A completamento dell’operazione sono stati effettuati interventi sul pavimento, per garantire la planarità necessaria, con la posa di specifiche resine e giunti opportuni, oltre alla installazione di porte rapide e tagliafuoco che interagiscono con i carri automatici.
La movimentazione oraria da e per il magazzino è di circa 50 pallet ora.
Il risultato conseguito ha soddisfatto le richieste del capitolato originale, con la differenza che non sono più necessarie tre persone per due turni giornalieri o tre turni nei periodi vicini al natale.

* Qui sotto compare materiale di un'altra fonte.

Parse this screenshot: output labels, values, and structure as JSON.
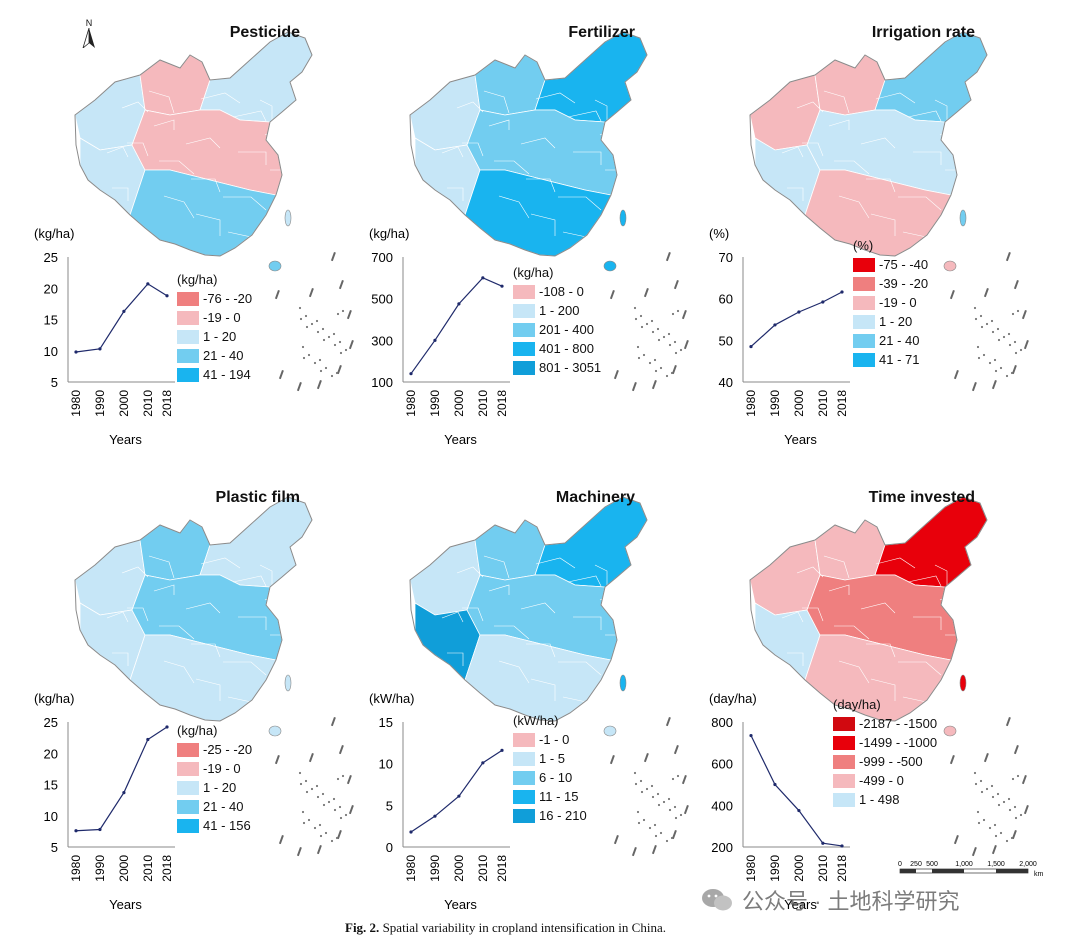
{
  "north_label": "N",
  "caption": {
    "prefix": "Fig. 2.",
    "text": "Spatial variability in cropland intensification in China."
  },
  "watermark": {
    "text": "公众号 · 土地科学研究",
    "icon": "wechat-icon"
  },
  "scalebar": {
    "ticks": [
      "0",
      "250",
      "500",
      "1,000",
      "1,500",
      "2,000"
    ],
    "unit": "km"
  },
  "panels": [
    {
      "title": "Pesticide",
      "legend_unit": "(kg/ha)",
      "legend": [
        {
          "label": "-76 - -20",
          "color": "#ef7f7f"
        },
        {
          "label": "-19 - 0",
          "color": "#f5b9bd"
        },
        {
          "label": "1 - 20",
          "color": "#c6e6f7"
        },
        {
          "label": "21 - 40",
          "color": "#72cdf0"
        },
        {
          "label": "41 - 194",
          "color": "#19b4ef"
        }
      ],
      "map_colors": [
        "#c6e6f7",
        "#f5b9bd",
        "#c6e6f7",
        "#c6e6f7",
        "#f5b9bd",
        "#72cdf0"
      ]
    },
    {
      "title": "Fertilizer",
      "legend_unit": "(kg/ha)",
      "legend": [
        {
          "label": "-108 - 0",
          "color": "#f5b9bd"
        },
        {
          "label": "1 - 200",
          "color": "#c6e6f7"
        },
        {
          "label": "201 - 400",
          "color": "#72cdf0"
        },
        {
          "label": "401 - 800",
          "color": "#19b4ef"
        },
        {
          "label": "801 - 3051",
          "color": "#109ed9"
        }
      ],
      "map_colors": [
        "#c6e6f7",
        "#72cdf0",
        "#c6e6f7",
        "#19b4ef",
        "#72cdf0",
        "#19b4ef"
      ]
    },
    {
      "title": "Irrigation rate",
      "legend_unit": "(%)",
      "legend": [
        {
          "label": "-75 - -40",
          "color": "#e8000b"
        },
        {
          "label": "-39 - -20",
          "color": "#ef7f7f"
        },
        {
          "label": "-19 - 0",
          "color": "#f5b9bd"
        },
        {
          "label": "1 - 20",
          "color": "#c6e6f7"
        },
        {
          "label": "21 - 40",
          "color": "#72cdf0"
        },
        {
          "label": "41 - 71",
          "color": "#19b4ef"
        }
      ],
      "map_colors": [
        "#f5b9bd",
        "#f5b9bd",
        "#c6e6f7",
        "#72cdf0",
        "#c6e6f7",
        "#f5b9bd"
      ]
    },
    {
      "title": "Plastic film",
      "legend_unit": "(kg/ha)",
      "legend": [
        {
          "label": "-25 - -20",
          "color": "#ef7f7f"
        },
        {
          "label": "-19 - 0",
          "color": "#f5b9bd"
        },
        {
          "label": "1 - 20",
          "color": "#c6e6f7"
        },
        {
          "label": "21 - 40",
          "color": "#72cdf0"
        },
        {
          "label": "41 - 156",
          "color": "#19b4ef"
        }
      ],
      "map_colors": [
        "#c6e6f7",
        "#72cdf0",
        "#c6e6f7",
        "#c6e6f7",
        "#72cdf0",
        "#c6e6f7"
      ]
    },
    {
      "title": "Machinery",
      "legend_unit": "(kW/ha)",
      "legend": [
        {
          "label": "-1 - 0",
          "color": "#f5b9bd"
        },
        {
          "label": "1 - 5",
          "color": "#c6e6f7"
        },
        {
          "label": "6 - 10",
          "color": "#72cdf0"
        },
        {
          "label": "11 - 15",
          "color": "#19b4ef"
        },
        {
          "label": "16 - 210",
          "color": "#109ed9"
        }
      ],
      "map_colors": [
        "#c6e6f7",
        "#72cdf0",
        "#109ed9",
        "#19b4ef",
        "#72cdf0",
        "#c6e6f7"
      ]
    },
    {
      "title": "Time invested",
      "legend_unit": "(day/ha)",
      "legend": [
        {
          "label": "-2187 - -1500",
          "color": "#d10910"
        },
        {
          "label": "-1499 - -1000",
          "color": "#e8000b"
        },
        {
          "label": "-999 - -500",
          "color": "#ef7f7f"
        },
        {
          "label": "-499 - 0",
          "color": "#f5b9bd"
        },
        {
          "label": "1 - 498",
          "color": "#c6e6f7"
        }
      ],
      "map_colors": [
        "#f5b9bd",
        "#f5b9bd",
        "#c6e6f7",
        "#e8000b",
        "#ef7f7f",
        "#f5b9bd"
      ]
    }
  ],
  "chart_data": [
    {
      "type": "line",
      "title": "Pesticide",
      "ylabel": "(kg/ha)",
      "xlabel": "Years",
      "x": [
        1980,
        1990,
        2000,
        2010,
        2018
      ],
      "y": [
        9.8,
        10.3,
        16.3,
        20.7,
        18.8
      ],
      "ylim": [
        5,
        25
      ],
      "yticks": [
        5,
        10,
        15,
        20,
        25
      ]
    },
    {
      "type": "line",
      "title": "Fertilizer",
      "ylabel": "(kg/ha)",
      "xlabel": "Years",
      "x": [
        1980,
        1990,
        2000,
        2010,
        2018
      ],
      "y": [
        140,
        300,
        475,
        600,
        560
      ],
      "ylim": [
        100,
        700
      ],
      "yticks": [
        100,
        300,
        500,
        700
      ]
    },
    {
      "type": "line",
      "title": "Irrigation rate",
      "ylabel": "(%)",
      "xlabel": "Years",
      "x": [
        1980,
        1990,
        2000,
        2010,
        2018
      ],
      "y": [
        48.5,
        53.7,
        56.8,
        59.2,
        61.6
      ],
      "ylim": [
        40,
        70
      ],
      "yticks": [
        40,
        50,
        60,
        70
      ]
    },
    {
      "type": "line",
      "title": "Plastic film",
      "ylabel": "(kg/ha)",
      "xlabel": "Years",
      "x": [
        1980,
        1990,
        2000,
        2010,
        2018
      ],
      "y": [
        7.6,
        7.8,
        13.7,
        22.2,
        24.2
      ],
      "ylim": [
        5,
        25
      ],
      "yticks": [
        5,
        10,
        15,
        20,
        25
      ]
    },
    {
      "type": "line",
      "title": "Machinery",
      "ylabel": "(kW/ha)",
      "xlabel": "Years",
      "x": [
        1980,
        1990,
        2000,
        2010,
        2018
      ],
      "y": [
        1.8,
        3.7,
        6.1,
        10.1,
        11.6
      ],
      "ylim": [
        0,
        15
      ],
      "yticks": [
        0,
        5,
        10,
        15
      ]
    },
    {
      "type": "line",
      "title": "Time invested",
      "ylabel": "(day/ha)",
      "xlabel": "Years",
      "x": [
        1980,
        1990,
        2000,
        2010,
        2018
      ],
      "y": [
        735,
        500,
        375,
        218,
        205
      ],
      "ylim": [
        200,
        800
      ],
      "yticks": [
        200,
        400,
        600,
        800
      ]
    }
  ]
}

La spesa è stata più contenuta rispetto ad un magazzino automatico a traslo, sicuramente più onerosa di un magazzino tradizionale con gli operatori, ma ha trovato sicuro rientro di investimento nella esclusione del personale addetto.
Inoltre è stato risolto un problema che affliggeva l’azienda ns. cliente : il magazzino è climatizzato per avere una temperatura costante, ma per garantire ciò l’aria viene fatta circolare forzatamente, generando un “vento” fastidioso. Questa caratteristica dava adito ad assenze per malattia degli operatori e malumori sindacali.
Con il contributo del contesto di assoluto fascino in cui è stato realizzato questo magazzino, ci sentiamo di dire che non solo sono stati raggiunti gli obbiettivi, ma che è anche bello da vedere.